Un anno, una notte, la recensione
Un anno, una notte è un film che sorprende continuamente, in un climax liberatorio che tuttavia conserva saggiamente ogni attimo di dolore.
La recensione di Un anno, una notte, al cinema dal 10 novembre
I protagonisti sono Ramón (Nahuel Pérez Biscayart) e Céline (Noémie Merlant), che conosciamo appena dopo l’attacco e li conosciamo e dal giorno successivo - il giorno “zero” del resto delle loro vite. Un anno, una notte li vede alle prese con il dolore in due modi antitetici, lei come un muro di silenzio e negazione, lui invece completamente ossessionato dal rievocare continuamente quei momenti.

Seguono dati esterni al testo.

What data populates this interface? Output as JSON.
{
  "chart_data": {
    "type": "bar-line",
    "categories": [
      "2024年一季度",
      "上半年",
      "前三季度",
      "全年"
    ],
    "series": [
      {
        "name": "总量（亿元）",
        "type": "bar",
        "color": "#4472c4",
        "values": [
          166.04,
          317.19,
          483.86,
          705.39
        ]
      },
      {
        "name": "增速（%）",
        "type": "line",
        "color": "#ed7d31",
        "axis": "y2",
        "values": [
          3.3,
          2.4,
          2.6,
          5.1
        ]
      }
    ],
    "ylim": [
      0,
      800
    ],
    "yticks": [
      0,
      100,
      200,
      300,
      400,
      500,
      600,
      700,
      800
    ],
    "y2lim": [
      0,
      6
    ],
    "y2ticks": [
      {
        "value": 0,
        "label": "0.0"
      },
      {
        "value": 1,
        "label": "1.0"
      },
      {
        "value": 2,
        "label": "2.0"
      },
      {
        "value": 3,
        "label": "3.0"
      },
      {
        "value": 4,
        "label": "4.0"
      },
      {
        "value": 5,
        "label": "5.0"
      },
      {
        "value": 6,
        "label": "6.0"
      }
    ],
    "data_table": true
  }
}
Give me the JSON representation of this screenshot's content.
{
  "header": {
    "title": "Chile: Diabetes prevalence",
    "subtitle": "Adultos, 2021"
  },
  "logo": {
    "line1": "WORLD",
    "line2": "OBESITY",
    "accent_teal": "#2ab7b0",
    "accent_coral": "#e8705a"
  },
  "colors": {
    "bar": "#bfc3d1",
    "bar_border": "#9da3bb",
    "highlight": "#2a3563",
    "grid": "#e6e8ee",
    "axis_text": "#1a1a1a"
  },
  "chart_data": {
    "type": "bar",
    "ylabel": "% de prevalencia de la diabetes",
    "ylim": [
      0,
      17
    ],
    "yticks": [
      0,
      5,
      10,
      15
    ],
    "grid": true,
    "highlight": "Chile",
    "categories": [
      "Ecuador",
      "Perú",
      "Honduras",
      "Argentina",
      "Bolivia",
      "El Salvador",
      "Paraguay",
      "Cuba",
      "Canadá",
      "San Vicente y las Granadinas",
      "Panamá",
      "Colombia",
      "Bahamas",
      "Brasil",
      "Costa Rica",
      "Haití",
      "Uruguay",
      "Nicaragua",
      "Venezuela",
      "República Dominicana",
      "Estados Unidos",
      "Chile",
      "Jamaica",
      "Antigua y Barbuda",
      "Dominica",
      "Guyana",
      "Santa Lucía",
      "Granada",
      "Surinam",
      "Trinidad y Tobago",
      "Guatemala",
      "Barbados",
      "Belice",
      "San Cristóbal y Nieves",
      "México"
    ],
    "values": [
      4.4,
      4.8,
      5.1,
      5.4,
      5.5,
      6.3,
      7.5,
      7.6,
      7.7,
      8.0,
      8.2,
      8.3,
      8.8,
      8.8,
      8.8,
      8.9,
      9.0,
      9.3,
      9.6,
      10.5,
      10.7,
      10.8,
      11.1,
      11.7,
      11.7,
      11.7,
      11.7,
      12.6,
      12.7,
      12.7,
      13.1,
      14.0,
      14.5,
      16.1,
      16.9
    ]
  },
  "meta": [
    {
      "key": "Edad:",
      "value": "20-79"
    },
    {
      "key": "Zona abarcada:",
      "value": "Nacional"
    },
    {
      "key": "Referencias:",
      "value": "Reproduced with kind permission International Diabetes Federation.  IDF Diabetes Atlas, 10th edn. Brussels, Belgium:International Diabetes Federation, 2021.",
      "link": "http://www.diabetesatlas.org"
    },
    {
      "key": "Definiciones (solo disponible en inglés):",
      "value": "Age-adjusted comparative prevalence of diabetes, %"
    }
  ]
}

Usando il montaggio come strumento essenziale di costruzione della tensione, Lacuesta inserisce cronologicamente vari frammenti della notte del Bataclan nel mezzo della narrazione di, appunto, un anno di Ramon e Celine. Così facendo Un anno, una notte costruisce non solo emotivamente ma anche linguisticamente un groviglio di immagini cariche di tensione, dove quella notte continua a riapparire visivamente di fronte allo spettatore come per i due protagonisti riaffiora costantemente nella memoria. Quello di Noémie Merlant, in particolare, è un personaggio pieno di sfaccettature, che da statuario pian piano si sfalda e che Merlant costruisce una recitazione sempre a togliere ma allo stesso tempo di un’intensità travolgente.
L’unico difetto che si può trovare al film è forse la ripetitività di certe dinamiche (qualcosa, forse, si poteva tagliare), per il resto però Un anno, una notte è un film che sorprende continuamente, rapendo lo spettatore mentre procede silenziosamente oltre qualsiasi aspettativa, in un climax liberatorio che tuttavia conserva saggiamente ogni attimo di dolore. Senza buttare via niente.